Good references include:
- The utf8(7) and unicode(7) pages from the Linux man pages
- RFC 3829, "UTF-8, a transformation format of ISO 10646"
- UTF-8 FAQ for Linux
- The Linux Unicode HOWTO
- Multilingual text on Linux
- The Unicode Book, version 5.0 (the web-only 5.1.0 standard supersedes this) is one of the most beautifully-constructed books I've ever seen, and well worth the price.
Unicode 5.0 corresponds to ISO 10646:2003, including amendments 1–3. Unicodes since 2.0 are backwards-compatible -- no characters are removed or replaced in new versions, only added. ISO 14651 defines string sorting order. RFC 3629 defines UTF-8, an ASCII-compatible Unicode encoding, usable in any context designed for ASCII but insensitive to characters' meanings.
- Ensure the proper locales are present, and being regenerated on package updates. locale -a will list all available locales. You want en_US.utf8 or its regional equivalent: locale -a | grep utf8$ should generate output. On Debian, run dpkg-reconfigure locales to select generated locales and rebuild the locale database (it uses libc's localedef).
- Ensure that you're exposing a UTF-8-enabled locale to setlocale(3) and friends: LANG=en_US.UTF-8 should be exported in your environment (the various LC_* variables can override LANG for certain subsets of context, while LC_ALL overrides other LC_* values).
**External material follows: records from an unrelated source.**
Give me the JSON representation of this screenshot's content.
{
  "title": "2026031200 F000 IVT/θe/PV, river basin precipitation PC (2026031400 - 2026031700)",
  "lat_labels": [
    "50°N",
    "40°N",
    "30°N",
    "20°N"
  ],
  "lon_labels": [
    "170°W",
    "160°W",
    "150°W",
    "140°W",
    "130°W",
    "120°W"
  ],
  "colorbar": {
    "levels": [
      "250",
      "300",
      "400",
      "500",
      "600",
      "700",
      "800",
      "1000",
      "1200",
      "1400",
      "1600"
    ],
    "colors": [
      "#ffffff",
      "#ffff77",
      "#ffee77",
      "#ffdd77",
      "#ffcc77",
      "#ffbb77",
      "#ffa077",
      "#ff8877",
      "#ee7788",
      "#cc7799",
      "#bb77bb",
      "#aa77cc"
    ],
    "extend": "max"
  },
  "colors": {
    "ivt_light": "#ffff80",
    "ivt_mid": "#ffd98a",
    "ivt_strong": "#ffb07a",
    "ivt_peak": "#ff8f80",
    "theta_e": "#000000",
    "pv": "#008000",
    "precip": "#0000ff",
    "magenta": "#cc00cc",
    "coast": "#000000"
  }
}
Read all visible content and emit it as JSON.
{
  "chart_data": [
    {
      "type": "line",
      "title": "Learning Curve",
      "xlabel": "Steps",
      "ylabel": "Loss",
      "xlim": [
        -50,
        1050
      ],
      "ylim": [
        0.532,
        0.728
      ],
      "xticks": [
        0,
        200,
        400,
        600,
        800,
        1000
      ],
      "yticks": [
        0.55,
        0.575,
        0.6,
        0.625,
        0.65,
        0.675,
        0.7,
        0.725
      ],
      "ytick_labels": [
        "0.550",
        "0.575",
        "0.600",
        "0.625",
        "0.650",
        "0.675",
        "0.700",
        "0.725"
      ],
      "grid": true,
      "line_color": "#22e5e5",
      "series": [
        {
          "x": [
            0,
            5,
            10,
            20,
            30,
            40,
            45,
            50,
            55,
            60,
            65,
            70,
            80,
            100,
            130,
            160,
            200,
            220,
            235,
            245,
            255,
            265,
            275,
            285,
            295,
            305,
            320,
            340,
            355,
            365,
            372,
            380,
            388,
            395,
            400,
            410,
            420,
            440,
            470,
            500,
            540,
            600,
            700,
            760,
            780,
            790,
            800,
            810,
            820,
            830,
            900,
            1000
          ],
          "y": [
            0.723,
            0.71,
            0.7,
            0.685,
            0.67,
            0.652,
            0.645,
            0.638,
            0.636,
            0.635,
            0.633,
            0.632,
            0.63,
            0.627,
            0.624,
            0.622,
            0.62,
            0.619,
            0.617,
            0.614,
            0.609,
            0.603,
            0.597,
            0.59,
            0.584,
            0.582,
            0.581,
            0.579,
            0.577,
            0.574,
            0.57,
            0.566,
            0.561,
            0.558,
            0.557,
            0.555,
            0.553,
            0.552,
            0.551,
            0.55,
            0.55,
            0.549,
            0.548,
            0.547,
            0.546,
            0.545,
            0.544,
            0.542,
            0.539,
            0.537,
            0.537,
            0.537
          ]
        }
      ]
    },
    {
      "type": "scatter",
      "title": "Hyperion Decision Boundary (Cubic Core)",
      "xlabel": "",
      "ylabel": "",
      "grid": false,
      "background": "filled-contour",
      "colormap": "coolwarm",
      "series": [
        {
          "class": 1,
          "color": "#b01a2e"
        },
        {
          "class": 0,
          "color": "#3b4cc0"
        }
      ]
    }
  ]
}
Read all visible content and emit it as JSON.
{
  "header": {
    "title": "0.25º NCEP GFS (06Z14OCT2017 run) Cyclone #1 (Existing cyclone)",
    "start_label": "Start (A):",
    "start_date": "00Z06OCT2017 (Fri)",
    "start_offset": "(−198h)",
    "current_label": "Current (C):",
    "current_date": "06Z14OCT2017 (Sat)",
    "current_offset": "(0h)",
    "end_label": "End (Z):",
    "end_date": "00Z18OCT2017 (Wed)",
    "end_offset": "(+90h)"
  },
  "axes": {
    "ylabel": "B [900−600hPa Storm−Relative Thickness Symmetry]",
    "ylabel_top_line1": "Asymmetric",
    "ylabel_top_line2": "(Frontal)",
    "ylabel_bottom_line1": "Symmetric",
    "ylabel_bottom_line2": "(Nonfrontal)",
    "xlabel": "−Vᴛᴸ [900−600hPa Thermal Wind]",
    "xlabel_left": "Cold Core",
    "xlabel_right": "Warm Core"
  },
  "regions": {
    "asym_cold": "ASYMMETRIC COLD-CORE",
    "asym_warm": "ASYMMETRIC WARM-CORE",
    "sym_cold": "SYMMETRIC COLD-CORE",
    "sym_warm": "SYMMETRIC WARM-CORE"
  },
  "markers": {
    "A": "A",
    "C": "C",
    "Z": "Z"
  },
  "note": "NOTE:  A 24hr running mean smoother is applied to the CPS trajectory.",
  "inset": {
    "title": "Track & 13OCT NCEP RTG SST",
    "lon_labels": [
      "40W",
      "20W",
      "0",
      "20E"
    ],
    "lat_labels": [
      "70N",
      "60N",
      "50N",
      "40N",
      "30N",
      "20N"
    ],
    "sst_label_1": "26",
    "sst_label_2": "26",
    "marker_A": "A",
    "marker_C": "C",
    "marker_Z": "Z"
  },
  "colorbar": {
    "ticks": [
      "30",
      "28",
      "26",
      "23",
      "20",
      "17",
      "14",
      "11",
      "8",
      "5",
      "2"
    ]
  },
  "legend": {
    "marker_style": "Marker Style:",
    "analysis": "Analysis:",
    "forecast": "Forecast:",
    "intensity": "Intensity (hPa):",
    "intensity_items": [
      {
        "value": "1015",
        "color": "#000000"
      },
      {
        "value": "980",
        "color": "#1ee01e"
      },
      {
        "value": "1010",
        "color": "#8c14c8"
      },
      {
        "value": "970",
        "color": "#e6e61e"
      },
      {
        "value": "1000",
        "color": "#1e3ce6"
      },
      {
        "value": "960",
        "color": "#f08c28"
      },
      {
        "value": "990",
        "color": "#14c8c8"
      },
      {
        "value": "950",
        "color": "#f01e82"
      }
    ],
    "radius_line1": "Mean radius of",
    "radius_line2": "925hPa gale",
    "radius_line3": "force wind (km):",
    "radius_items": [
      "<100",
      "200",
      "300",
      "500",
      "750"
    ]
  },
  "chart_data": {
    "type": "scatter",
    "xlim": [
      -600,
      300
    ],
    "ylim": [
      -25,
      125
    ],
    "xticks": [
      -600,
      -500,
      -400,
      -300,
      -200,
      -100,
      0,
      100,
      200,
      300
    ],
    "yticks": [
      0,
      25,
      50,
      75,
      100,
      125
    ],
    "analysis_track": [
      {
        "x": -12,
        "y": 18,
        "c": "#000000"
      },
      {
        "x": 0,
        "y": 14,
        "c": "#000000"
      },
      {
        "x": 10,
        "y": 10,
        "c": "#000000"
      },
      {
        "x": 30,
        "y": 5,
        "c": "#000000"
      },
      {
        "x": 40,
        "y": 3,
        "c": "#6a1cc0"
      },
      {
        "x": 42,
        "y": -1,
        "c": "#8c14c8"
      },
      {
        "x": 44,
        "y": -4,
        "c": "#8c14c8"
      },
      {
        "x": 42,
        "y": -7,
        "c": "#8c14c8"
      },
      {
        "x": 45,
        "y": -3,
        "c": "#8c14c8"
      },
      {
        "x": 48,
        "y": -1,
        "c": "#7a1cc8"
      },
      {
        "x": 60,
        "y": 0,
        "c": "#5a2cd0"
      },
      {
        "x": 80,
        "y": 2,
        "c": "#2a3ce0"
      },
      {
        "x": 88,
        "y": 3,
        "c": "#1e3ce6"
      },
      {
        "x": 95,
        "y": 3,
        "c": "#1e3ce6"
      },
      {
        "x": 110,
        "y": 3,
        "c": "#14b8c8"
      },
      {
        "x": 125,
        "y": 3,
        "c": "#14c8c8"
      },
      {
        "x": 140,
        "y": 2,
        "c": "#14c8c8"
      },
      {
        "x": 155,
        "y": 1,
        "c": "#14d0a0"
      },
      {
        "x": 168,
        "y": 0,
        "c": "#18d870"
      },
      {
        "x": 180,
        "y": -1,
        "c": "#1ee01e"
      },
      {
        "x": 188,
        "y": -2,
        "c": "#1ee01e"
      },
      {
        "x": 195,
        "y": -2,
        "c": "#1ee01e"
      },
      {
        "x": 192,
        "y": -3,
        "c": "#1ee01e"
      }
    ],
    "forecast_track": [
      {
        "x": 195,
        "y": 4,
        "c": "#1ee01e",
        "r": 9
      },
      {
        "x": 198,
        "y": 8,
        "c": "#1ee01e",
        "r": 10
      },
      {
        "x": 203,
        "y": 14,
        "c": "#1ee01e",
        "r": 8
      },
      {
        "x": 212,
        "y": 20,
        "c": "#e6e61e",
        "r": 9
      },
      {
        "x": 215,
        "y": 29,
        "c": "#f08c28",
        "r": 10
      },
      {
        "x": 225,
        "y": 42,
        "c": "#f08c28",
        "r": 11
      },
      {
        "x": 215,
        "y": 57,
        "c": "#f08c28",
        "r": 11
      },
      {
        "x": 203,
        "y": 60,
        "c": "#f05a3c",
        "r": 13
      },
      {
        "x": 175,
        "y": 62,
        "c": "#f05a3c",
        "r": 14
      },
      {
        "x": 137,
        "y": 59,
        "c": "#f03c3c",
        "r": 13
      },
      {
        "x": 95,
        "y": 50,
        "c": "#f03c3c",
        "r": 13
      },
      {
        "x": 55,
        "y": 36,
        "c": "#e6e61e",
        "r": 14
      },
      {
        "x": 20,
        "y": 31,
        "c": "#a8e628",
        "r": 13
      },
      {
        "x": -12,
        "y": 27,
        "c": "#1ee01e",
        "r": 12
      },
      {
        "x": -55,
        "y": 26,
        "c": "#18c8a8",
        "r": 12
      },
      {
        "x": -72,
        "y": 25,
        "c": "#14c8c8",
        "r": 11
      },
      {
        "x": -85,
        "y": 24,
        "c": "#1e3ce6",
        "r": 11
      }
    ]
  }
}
On Debian, configure /etc/default/locale via dpkg-reconfigure locales (which subsequently drives update-locale from the same package). This file is sourced by pam configs and /etc/init.d files.
ext3 and friends use octets for filenames; it is up to applications to interpret them. For VFAT, ISO9660 and some others:
- Ensure the UTF-8 module is being built (CONFIG_NLS_UTF8)
- Ensure the "Default NLS Language" is "utf8" in the kernel config (CONFIG_NLS_DEFAULT)
- nls=utf8 as an option to mount will work on a per-filesystem basis
- In Insert mode, Ctrl-K can be used to enter characters by digraph (see loaded digraphs with :dig). Classes of digraphs share a common suffix character:
- In Insert mode, Ctrl-V starts a reference input sequence. Use the Unicode decimal codepoint. Examples:
- Ctrl-V, 227 generates ã
- Ctrl-V, 167 generates §